The courts, having already questioned the reliability of this coterie’s advice to this minor, the hospital, he says, should not have complied. “I was her guardian [too],” Mr. Hughes, says. “They should have called me.”
Pat Peacock, the Calgary lawyer representing Mr. Gnam and Mr. Brady, had asked the appeals court to dismiss this case against his clients, too. The judges refused.
That, Mr. Hughes believes, leaves him opportunity to do what he has sought all along: to demonstrate in court that hospitals must be more circumspect in accepting instruction from religious leaders and believers when treating Jehovah’s Witnesses. “The Watchtower Society are still in the lawsuit, so that means I can still bring forth expert testimony and evidence [that] when it comes to the issue of consent, I can show through evidence that the involvement of the religious defendants removed [Bethany’s] consent.”

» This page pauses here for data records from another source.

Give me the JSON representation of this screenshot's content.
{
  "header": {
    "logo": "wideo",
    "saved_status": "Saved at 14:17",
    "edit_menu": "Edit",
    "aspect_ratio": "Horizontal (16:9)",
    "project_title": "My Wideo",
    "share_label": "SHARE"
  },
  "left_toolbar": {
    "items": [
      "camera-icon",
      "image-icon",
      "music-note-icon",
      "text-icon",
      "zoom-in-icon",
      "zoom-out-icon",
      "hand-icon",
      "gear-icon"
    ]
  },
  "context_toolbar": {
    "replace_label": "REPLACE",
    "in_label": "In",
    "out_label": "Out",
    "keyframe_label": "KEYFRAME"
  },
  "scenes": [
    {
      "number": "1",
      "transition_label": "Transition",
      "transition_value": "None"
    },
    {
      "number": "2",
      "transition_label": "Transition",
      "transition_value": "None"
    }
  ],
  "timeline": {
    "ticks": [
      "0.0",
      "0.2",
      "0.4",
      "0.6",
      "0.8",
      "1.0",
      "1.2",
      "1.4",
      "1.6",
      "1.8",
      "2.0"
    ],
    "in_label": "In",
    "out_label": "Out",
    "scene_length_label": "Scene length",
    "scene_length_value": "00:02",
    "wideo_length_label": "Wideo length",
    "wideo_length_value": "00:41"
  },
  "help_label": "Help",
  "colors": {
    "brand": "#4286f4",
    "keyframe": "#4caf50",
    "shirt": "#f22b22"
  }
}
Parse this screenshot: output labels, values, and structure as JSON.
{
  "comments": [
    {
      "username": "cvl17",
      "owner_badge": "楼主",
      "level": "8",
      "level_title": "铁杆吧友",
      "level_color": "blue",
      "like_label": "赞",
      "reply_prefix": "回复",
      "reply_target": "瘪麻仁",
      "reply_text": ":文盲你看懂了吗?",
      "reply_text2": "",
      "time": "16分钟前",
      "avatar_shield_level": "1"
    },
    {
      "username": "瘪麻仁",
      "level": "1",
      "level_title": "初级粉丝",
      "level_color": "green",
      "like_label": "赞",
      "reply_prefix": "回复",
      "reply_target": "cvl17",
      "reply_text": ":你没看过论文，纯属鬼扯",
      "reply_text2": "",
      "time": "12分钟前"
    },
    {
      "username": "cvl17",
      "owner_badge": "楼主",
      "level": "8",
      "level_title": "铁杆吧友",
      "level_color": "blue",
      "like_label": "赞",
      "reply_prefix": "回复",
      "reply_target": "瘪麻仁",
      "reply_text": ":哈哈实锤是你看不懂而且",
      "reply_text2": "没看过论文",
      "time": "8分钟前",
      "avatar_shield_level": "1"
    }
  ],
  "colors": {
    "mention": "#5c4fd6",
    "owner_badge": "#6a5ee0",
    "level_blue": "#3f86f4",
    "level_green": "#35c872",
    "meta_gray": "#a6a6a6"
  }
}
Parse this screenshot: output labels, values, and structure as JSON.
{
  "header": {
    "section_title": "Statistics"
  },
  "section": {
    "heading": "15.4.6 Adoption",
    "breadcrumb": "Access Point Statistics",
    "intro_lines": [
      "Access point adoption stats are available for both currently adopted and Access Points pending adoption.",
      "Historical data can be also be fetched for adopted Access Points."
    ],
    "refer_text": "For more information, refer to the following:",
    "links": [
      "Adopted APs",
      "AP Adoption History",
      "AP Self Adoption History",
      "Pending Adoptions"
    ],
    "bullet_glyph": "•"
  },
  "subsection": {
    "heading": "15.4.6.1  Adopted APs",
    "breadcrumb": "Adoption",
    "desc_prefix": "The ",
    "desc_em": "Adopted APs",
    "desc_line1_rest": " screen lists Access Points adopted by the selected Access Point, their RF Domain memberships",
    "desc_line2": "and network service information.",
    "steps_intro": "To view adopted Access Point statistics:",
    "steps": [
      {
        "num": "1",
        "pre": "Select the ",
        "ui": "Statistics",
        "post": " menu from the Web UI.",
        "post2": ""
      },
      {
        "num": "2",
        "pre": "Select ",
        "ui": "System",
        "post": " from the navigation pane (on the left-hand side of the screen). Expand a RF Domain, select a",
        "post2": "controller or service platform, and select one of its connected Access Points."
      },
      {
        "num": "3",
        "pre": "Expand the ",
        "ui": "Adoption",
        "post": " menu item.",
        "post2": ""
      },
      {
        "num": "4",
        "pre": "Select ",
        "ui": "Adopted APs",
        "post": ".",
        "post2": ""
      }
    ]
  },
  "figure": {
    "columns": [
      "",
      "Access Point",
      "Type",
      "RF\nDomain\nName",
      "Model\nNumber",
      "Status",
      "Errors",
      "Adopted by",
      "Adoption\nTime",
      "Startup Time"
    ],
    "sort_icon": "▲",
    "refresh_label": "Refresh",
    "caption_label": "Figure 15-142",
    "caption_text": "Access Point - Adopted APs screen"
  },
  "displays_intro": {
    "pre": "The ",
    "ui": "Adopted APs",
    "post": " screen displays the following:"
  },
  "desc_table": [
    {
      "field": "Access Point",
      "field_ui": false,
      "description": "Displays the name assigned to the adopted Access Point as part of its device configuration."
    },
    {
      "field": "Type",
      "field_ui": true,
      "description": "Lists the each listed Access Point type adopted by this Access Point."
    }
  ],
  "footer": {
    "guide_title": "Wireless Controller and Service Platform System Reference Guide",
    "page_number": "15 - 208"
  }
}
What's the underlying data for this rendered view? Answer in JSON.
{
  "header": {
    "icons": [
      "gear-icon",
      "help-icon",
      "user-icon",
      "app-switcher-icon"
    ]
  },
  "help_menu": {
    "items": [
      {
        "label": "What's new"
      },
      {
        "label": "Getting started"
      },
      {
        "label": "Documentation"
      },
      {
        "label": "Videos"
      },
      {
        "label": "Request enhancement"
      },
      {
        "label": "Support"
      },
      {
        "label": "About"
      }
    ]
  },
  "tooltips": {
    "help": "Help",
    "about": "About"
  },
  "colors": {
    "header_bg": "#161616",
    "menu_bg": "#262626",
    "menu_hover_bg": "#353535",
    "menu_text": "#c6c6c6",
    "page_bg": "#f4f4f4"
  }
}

That could well put the behaviour and direction of Bethany’s lawyers in the spotlight, says Juliet Guichon, who teaches law and medical ethics at the University of Calgary.
When the lawyers and Watchtower guardians delivered Bethany to Edmonton, to a new group of doctors potentially unfamiliar with the complex and troubling legal issues surrounding her case, “if the doctors have engaged in any wrongdoing, it’s possible that these Watchtower Society people will be found party to it,” she says.
That remains to be seen. Mr. Hughes envisions his case making a big enough impact in the medical and legal communities that it will end what he believes are ongoing and widspread legal injustices against patients like Bethany: Jehovah’s Witnesses lacking a secular, independent advocate, pressured to accept a potentially deadly anti-blood doctrine.
Till now, Mr. Hughes has had to accept only minor victories, and no shortage of losses. After so many years and sacrifices, perhaps he has little choice but to convince himself that his biggest legal triumph is yet to come.